Il Messaggero (S. Carina) – Una cosa è certa: non sarebbe un inedito. Perché chi ama dipingerlo come un egocentrico che pensa solo a se stesso, dimentica che in carriera, appena ha potuto e soprattutto gli è stato concesso, Mourinho ha sempre instaurato rapporti ottimi con le icone dei club nei quali ha lavorato. A volte ricevendo appoggi esterni, come per Ferguson al Manchester United (“Ha vinto ovunque, è il migliore”) e Di Stefano al Real Madrid (“Spero che resti a lungo”). Altre affiancandosi bandiere societarie.

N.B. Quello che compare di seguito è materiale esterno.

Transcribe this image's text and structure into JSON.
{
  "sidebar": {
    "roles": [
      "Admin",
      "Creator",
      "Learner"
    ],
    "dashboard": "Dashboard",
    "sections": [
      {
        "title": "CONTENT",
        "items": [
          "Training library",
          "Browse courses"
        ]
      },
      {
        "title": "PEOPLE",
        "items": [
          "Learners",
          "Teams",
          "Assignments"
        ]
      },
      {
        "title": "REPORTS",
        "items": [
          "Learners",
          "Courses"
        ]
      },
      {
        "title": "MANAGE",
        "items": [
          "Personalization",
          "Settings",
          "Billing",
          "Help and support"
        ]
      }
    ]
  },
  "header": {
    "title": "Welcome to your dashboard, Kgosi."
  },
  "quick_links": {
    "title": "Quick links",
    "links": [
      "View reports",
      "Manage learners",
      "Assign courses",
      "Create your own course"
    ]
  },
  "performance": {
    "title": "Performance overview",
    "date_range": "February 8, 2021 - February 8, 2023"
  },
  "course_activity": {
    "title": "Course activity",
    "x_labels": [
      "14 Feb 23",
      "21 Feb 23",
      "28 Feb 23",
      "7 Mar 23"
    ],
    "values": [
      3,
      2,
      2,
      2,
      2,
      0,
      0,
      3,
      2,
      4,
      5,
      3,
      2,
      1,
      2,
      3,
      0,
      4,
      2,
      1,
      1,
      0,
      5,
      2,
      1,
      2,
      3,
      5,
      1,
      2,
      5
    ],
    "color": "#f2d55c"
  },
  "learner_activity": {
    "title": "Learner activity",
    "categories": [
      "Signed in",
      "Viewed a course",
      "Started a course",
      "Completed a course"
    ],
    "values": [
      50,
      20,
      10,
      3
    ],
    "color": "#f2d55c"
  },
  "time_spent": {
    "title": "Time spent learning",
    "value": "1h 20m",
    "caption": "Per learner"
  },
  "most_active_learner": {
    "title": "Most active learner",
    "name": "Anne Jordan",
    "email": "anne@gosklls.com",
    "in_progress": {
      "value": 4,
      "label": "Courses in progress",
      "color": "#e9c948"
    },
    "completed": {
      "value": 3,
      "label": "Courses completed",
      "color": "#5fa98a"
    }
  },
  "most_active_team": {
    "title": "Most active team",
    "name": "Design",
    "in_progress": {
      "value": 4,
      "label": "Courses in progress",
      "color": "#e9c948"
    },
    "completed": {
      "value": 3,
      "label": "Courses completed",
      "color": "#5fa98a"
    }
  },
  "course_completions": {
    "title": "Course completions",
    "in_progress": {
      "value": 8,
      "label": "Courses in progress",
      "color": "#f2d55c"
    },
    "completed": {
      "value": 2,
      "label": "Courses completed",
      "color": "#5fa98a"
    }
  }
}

È accaduto al Real Madrid con Butragueno che spesso e volentieri lo ha difeso pubblicamente, a volte mettendosi contro anche la proprietà. E poi a Milano, con Beppe Baresi, una vita nell’Inter (16 stagioni e 559 gare alle spalle) che volle come vice. Ma non solo. Gabriele Oriali, 13 anni nerazzurro, 17 considerando anche le giovanili, fu la sua ombra nei tre anni meneghini. Fianco a fianco, come quando l’iconico gesto delle manette da parte dello Special costò al dirigente, che prese le sue parti, un’inibizione per 15 giorni e una multa di 10mila euro.

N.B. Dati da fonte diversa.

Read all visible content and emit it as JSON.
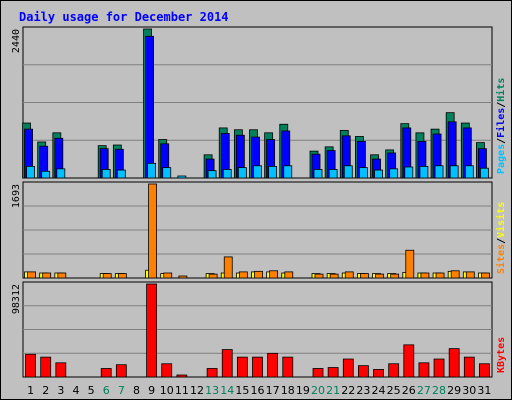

Sì, domani c’è Roma-Empoli ma tiene ancora banco in città la possibilità che José ottenga quanto aveva chiesto nella triste serata di Budapest. Se ora si sente meno solo in campo, con l’arrivo di Lukaku, pronto a esordire dal primo minuto al fianco di Dybala, il vuoto di una figura che sia vicino a lui nelle intemerate contro il mondo arbitrale ed esprima la linea del club nelle situazioni delicate permane. Non può esserlo per carisma Pinto, non può esserlo la dottoressa Souloukou, destinata tra l’altro ad altre mansioni, non lo sono per carattere Dan e Ryan Friedkin.
Per questo motivo José aveva pensato ad un profilo alla Totti. Se poi fosse realmente Francesco, sarebbe perfetto. Si è capito per l’ennesima volta giovedì, all’Italian Padel Award. È bastato che il Capitano, tra una battuta e un ammiccamento, aprisse all’ipotesi di un ritorno (anche senza mai chiarire l’eventuale ruolo e questo eventualmente non sarebbe un aspetto secondario), per bucare lo schermo e fare incetta di titoli sui media e diventare il nome più cercato nei social.

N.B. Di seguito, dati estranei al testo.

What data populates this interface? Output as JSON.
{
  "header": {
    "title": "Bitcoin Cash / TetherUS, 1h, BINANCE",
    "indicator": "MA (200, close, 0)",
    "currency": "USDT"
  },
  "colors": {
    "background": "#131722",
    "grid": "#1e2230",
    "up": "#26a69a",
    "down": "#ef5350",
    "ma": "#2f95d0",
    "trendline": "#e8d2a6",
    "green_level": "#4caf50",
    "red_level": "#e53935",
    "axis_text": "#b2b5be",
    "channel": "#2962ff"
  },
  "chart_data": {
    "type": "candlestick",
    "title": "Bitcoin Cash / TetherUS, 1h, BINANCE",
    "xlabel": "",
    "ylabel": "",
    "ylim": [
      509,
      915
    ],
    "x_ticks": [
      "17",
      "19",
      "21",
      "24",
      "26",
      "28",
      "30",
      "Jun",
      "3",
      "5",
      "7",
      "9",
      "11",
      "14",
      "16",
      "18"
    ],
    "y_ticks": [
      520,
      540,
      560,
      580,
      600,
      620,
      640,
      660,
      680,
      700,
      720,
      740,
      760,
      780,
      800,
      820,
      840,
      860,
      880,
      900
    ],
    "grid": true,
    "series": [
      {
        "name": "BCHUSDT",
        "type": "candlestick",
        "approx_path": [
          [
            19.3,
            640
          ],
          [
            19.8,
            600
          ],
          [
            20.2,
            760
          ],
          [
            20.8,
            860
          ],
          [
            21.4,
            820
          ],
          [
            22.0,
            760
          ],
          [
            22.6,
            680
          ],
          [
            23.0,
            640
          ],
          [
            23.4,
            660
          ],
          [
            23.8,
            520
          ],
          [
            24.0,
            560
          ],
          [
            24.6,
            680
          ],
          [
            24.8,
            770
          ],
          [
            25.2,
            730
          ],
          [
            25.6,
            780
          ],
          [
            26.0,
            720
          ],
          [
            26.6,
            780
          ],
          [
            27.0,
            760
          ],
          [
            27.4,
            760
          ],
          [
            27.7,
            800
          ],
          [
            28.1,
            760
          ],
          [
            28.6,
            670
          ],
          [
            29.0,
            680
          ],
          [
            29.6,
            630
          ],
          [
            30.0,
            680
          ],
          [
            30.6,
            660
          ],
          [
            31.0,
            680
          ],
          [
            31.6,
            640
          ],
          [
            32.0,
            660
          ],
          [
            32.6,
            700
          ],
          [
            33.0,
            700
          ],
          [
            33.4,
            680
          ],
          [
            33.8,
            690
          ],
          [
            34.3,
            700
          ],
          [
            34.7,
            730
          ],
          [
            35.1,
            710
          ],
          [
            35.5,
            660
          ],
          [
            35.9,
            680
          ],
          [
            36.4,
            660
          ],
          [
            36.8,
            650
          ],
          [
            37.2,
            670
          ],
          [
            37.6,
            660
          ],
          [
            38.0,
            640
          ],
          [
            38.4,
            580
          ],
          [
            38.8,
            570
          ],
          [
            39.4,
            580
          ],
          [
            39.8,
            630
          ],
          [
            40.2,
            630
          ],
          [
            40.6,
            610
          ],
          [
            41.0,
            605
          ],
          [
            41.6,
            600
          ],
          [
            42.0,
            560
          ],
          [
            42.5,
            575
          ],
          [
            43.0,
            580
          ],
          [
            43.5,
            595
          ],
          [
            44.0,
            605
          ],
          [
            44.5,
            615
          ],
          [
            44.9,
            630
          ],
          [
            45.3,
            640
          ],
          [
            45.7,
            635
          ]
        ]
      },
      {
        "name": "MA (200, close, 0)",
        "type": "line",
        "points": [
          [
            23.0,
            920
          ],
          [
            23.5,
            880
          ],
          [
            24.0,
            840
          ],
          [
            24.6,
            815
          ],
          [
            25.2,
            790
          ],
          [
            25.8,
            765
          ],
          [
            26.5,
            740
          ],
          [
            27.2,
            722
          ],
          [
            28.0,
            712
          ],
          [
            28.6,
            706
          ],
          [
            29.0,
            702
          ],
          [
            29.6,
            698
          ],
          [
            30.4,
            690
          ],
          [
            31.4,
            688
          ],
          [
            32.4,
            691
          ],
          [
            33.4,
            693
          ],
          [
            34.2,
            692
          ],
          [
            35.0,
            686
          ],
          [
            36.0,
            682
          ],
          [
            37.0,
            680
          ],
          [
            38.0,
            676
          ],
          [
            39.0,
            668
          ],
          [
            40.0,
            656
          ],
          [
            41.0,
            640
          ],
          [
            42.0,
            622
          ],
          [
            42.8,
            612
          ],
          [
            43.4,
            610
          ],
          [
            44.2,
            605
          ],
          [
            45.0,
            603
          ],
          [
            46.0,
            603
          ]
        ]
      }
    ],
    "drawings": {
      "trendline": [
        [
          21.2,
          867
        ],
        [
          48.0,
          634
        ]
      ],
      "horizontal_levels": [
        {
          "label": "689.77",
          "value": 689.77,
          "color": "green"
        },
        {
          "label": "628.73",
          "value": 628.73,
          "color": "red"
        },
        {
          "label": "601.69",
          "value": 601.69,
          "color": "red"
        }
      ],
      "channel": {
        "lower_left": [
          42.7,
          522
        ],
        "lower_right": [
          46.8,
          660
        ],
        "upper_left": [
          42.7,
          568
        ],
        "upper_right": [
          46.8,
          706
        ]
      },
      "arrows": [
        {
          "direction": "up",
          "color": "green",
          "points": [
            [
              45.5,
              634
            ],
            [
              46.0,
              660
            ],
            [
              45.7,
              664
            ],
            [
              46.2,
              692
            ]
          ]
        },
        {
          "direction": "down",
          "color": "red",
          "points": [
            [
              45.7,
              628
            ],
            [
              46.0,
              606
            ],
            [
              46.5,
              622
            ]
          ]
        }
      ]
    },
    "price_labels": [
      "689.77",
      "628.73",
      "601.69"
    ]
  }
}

Oggi José, alla vigilia del match contro l’Empoli, presumibilmente dribblerà la questione, indirizzando l’attenzione dei presenti al delicato match contro i toscani. Del resto, senza esprimersi pubblicamente, ha già ottenuto che in qualche modo se ne parlasse. Ora la palla passa alla proprietà americana. Che in questi tre anni ha dimostrato di avere un’idea precisa su come strutturare e organizzare la società e soprattutto non ama essere tirata per la giacca.
Della serie: si ascoltano tutti ma a decidere poi sono loro, i Friedkin. E basta guardare la Roma di oggi per rendersene conto. Quello giallorosso è diventato ormai un club diverso da quello che era con Pallotta, con i Sensi o la famiglia Viola. Sono cambiati i tempi, certamente, ma la rivoluzione texana, per certi versi silente, è stata quella più radicale. Un esempio? Sono pressoché scomparsi i profili italiani: presidente, vice presidente e direttore commerciale sono statunitensi, gm e allenatore portoghesi, il Ceo greco.
Rimangono il segretario generale, Lombardo (in scadenza a giugno), e la dottoressa Rabuano. Ma soprattutto si è scelta una linea chiara, ossia di circondarsi di persone poco inclini ad alzare la voce. Per quello, nell’ottica dei Friedkin, c’è Mourinho. Nel pacchetto Special è incluso tutto: campo e fuori. Senza contare poi, che affiancargli uno del peso di Totti, vorrebbe dire schiarire in largo anticipo anche il futuro dello Special, in scadenza nel 2024. E mai come in questa stagione – le parole di Pinto sulla Champions lo dimostrano – le confermano passano per il campo. José incluso.